Renwick and others were daily bused and took classes at the then-called Hudson County Area Vocational-Technical School. In his first year there, he took Commercial Foods I and II, and in year two Commercial Foods III and IV. He never became a professional chef, but he often scored high in the upper ranks on the Boystown point system. 

“With that point system,” he said, “you could either go home once a month or for a two-day weekend. They were trying to again re-acclimate you to your environment. They did not want to remove you from your current environment too long, but they did not want to make it impossible for you to break back into your old environment.”

‘It turned my life around’

His years at Boystown turned Renwick’s life around. After apprenticing for four years at an appliance store, he took those skills and opened his own shop, Kenny Lee’s Appliances, Inc., which he started in a Brevard County, Fla. storage unit. He expanded to a new location on Route A1A in Cape Canaveral with nine employees, including some who were disabled, and on the side also had his own junk yard in Rockledge, Fla. 

“I succeeded against all odds,” Renwick said. “I got hurt and that retired me early, but I got to experience the American dream. I am satisfied with what I achieved. When I retired, I had an A+ rating with the Better Business Bureau and had just one answered complaint over 25 years!” 

Boystown was a huge part of that success, he said. 

“They [the counselors] were rigid, and looking back, I realize that the adults who ran the facility learned what they knew by the regimen provided by the military, and that was what they tried to impart to us – a team mentality. They were trying to teach us how to be a good team member. They did not focus on individual success; they tried to make you be a team player.” 
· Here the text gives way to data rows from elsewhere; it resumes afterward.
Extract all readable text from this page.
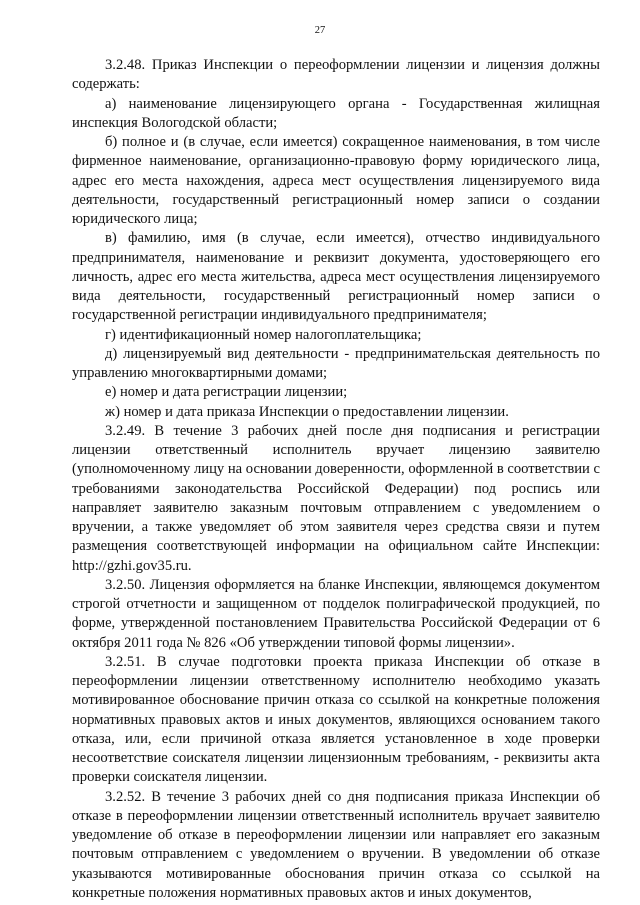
27

3.2.48. Приказ Инспекции о переоформлении лицензии и лицензия должны содержать:

а) наименование лицензирующего органа - Государственная жилищная инспекция Вологодской области;

б) полное и (в случае, если имеется) сокращенное наименования, в том числе фирменное наименование, организационно-правовую форму юридического лица, адрес его места нахождения, адреса мест осуществления лицензируемого вида деятельности, государственный регистрационный номер записи о создании юридического лица;

в) фамилию, имя (в случае, если имеется), отчество индивидуального предпринимателя, наименование и реквизит документа, удостоверяющего его личность, адрес его места жительства, адреса мест осуществления лицензируемого вида деятельности, государственный регистрационный номер записи о государственной регистрации индивидуального предпринимателя;

г) идентификационный номер налогоплательщика;

д) лицензируемый вид деятельности - предпринимательская деятельность по управлению многоквартирными домами;

е) номер и дата регистрации лицензии;

ж) номер и дата приказа Инспекции о предоставлении лицензии.

3.2.49. В течение 3 рабочих дней после дня подписания и регистрации лицензии ответственный исполнитель вручает лицензию заявителю (уполномоченному лицу на основании доверенности, оформленной в соответствии с требованиями законодательства Российской Федерации) под роспись или направляет заявителю заказным почтовым отправлением с уведомлением о вручении, а также уведомляет об этом заявителя через средства связи и путем размещения соответствующей информации на официальном сайте Инспекции: http://gzhi.gov35.ru.

3.2.50. Лицензия оформляется на бланке Инспекции, являющемся документом строгой отчетности и защищенном от подделок полиграфической продукцией, по форме, утвержденной постановлением Правительства Российской Федерации от 6 октября 2011 года № 826 «Об утверждении типовой формы лицензии».

3.2.51. В случае подготовки проекта приказа Инспекции об отказе в переоформлении лицензии ответственному исполнителю необходимо указать мотивированное обоснование причин отказа со ссылкой на конкретные положения нормативных правовых актов и иных документов, являющихся основанием такого отказа, или, если причиной отказа является установленное в ходе проверки несоответствие соискателя лицензии лицензионным требованиям, - реквизиты акта проверки соискателя лицензии.

3.2.52. В течение 3 рабочих дней со дня подписания приказа Инспекции об отказе в переоформлении лицензии ответственный исполнитель вручает заявителю уведомление об отказе в переоформлении лицензии или направляет его заказным почтовым отправлением с уведомлением о вручении. В уведомлении об отказе указываются мотивированные обоснования причин отказа со ссылкой на конкретные положения нормативных правовых актов и иных документов,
In 1980, Msgr. Egan was replaced by Father Neil Mahoney, while Msgr. Egan went on to serve as a priest at St. Catherine’s Church in Glen Rock. 

The townspeople of Kearny were credited for welcoming the boys of Boystown. 

In the 1982 New York Times article, he reflected on his time at Boystown. “Everyone helped us, and every day seemed like a new miracle,” Msgr. Egan said in the article. 

And when asked if he would hear voices from the past if he visited the former Boystown Kearny location, Renwick, now 60, said, “I probably would. There are so many memories. It was such a learning period in my life. It was very structured. The years I spent at Boystown were a major turning point in my life, the good and the bad! There were a lot of life lessons learned in three years – a lot!”

Editor’s note: According to Bishopaccountablity.org, Msgr. Egan was named publicly in November 2021 by Attorney Jeff Anderson as an accused in a lawsuit filed under the NJ Victims’ Rights Bill.  Egan died Aug. 14, 1998.